Emilie Kahn
Outro
- Secret City Records
- 2019
- 40 minutes
Peut-être est-ce parce que je lis présentement Océan Mer d’Alessandro Barrico que le nouvel album d’Emilie Kahn, Outro, sonne autant marin à mes oreilles. Mais dès qu’on jette un oeil au nom des pièces, on se dit qu’on n’en est pas loin: Swimmer, Island, Aquarium… Et même dans les paroles des autres pièces, le monde aquatique s’infiltre, alors qu’on nage au loin ou qu’on se noie dans l’eau salée de ses larmes. Mais le thème principal, comme pour tout album pop, c’est l’amour. Et Emilie Kahn réussit bien à faire de la pop.

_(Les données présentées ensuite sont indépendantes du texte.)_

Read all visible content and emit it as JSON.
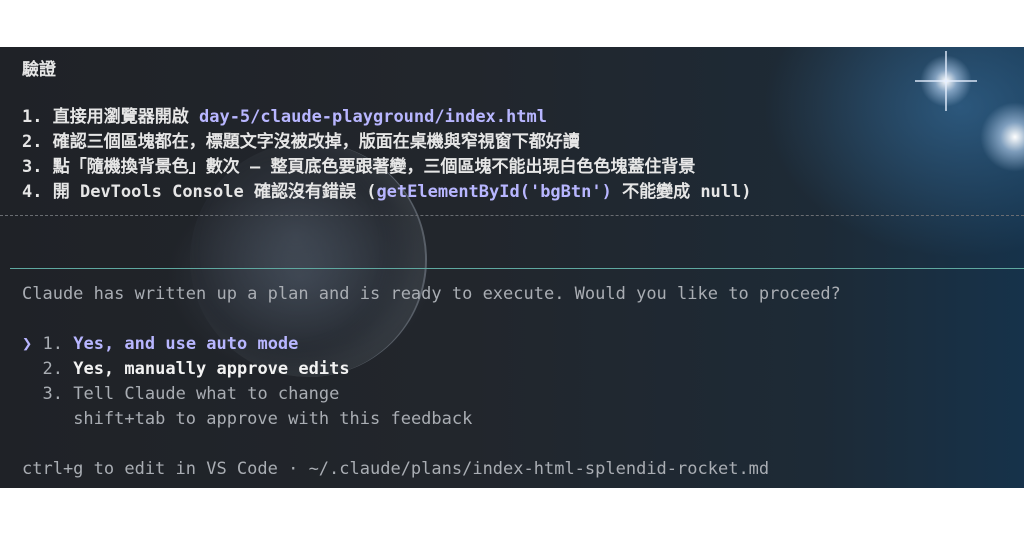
{
  "plan": {
    "title": "驗證",
    "steps": [
      {
        "num": "1.",
        "text": "直接用瀏覽器開啟",
        "path": "day-5/claude-playground/index.html"
      },
      {
        "num": "2.",
        "text": "確認三個區塊都在，標題文字沒被改掉，版面在桌機與窄視窗下都好讀"
      },
      {
        "num": "3.",
        "text": "點「隨機換背景色」數次 — 整頁底色要跟著變，三個區塊不能出現白色色塊蓋住背景"
      },
      {
        "num": "4.",
        "text_before": "開 DevTools Console 確認沒有錯誤 (",
        "code": "getElementById('bgBtn')",
        "text_after": " 不能變成 null)"
      }
    ]
  },
  "prompt": {
    "question": "Claude has written up a plan and is ready to execute. Would you like to proceed?",
    "selector": "❯",
    "options": [
      {
        "num": "1.",
        "label": "Yes, and use auto mode"
      },
      {
        "num": "2.",
        "label": "Yes, manually approve edits"
      },
      {
        "num": "3.",
        "label": "Tell Claude what to change"
      }
    ],
    "hint": "shift+tab to approve with this feedback",
    "footer": "ctrl+g to edit in VS Code · ~/.claude/plans/index-html-splendid-rocket.md"
  },
  "colors": {
    "accent": "#b8b6ff",
    "separator": "#5fa8a0",
    "text": "#e6e6e6",
    "muted": "#a9adb3"
  }
}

Si on a souvent dessiné une harpe miniature dans les mains de cupidons, ici, la harpe d’Emilie Kahn se fait plus discrète que sur son premier album, Ten Thousand. Pour ce premier disque, l’artiste signait comme Emilie & Ogden, Ogden étant sa harpe. Maintenant, Emilie s’assume sous son propre nom, seule. La harpe n’a pas pour autant disparu, mais elle se fait moins présente: elle n’est plus la deuxième partie du duo, mais un instrument parmi tant d’autres. Elle ajoute parfois un brin de fantaisie, comme sur Swimmer. Parfois, elle joue plutôt à l’absente, comme sur Three. Ou comme ligne mélodique première sur Never Good Enough. La pop de Outro se veut plus sucrée, moins épique ou féérique. Et le pari est réussi.
Bien entourée, Emilie Kahn travaille avec des musiciennes de talent comme Laurie Torres, Valérie Lacombe and Megan Miller et s’est acoquiné à la réalisation de Warren C. Spicer (Plants and Animals). Si on s’ennuie du côté « pas propre » insufflé par Jesse MacCormarck qui réalisait 10 000, on ne peut que souligner une réalisation réussie et dans l’air du temps ici.
Les paroles liées au thème amoureux sont parfois convenues. L’amour est parfois voulu, tantôt déchirant, tantôt source de travail, mais surtout douloureux, comme dans Don’t:
« All night and every night
You stay up and cry
While I say sorry all night. »
– Don’t
Mais heureusement, Emilie Kahn ne tombe jamais dans le pathos. Prenons Will You. La mélodie est plutôt joyeuse tandis que les paroles plongent vers les profondeurs:
« The world is a hollow place
And I am just an empty shell
Might as well loosen my grip
If we are all going to hell. »
– Will You
Prises sans la musique, les paroles sombrent dans le cliché, mais avec la livraison de la voix aiguë et fine d’Emilie Kahn, elles sont plutôt mélodiques et ajoute au succès de la pièce.
Dans Aquarium, Kahn se fait touchante avec une balade pop conventionnelle. C’est qu’elle livre bien, la musicienne. Elle transmet l’émotion dans sa voix, y va d’arrangements justes, pas trop beurrés, pas trop léchés non plus. Elle évite la plupart des écueils et va chercher la lumière où il le faut.
Les pièces ont pour la plupart le potentiel d’être remixées pour devenir des tubes de pistes de danse. L’album s’écoute pour le plaisir de la pop, le plaisir de la voix féminine et sensuelle, des mélodies accrocheuses. Un bon deuxième album, en somme.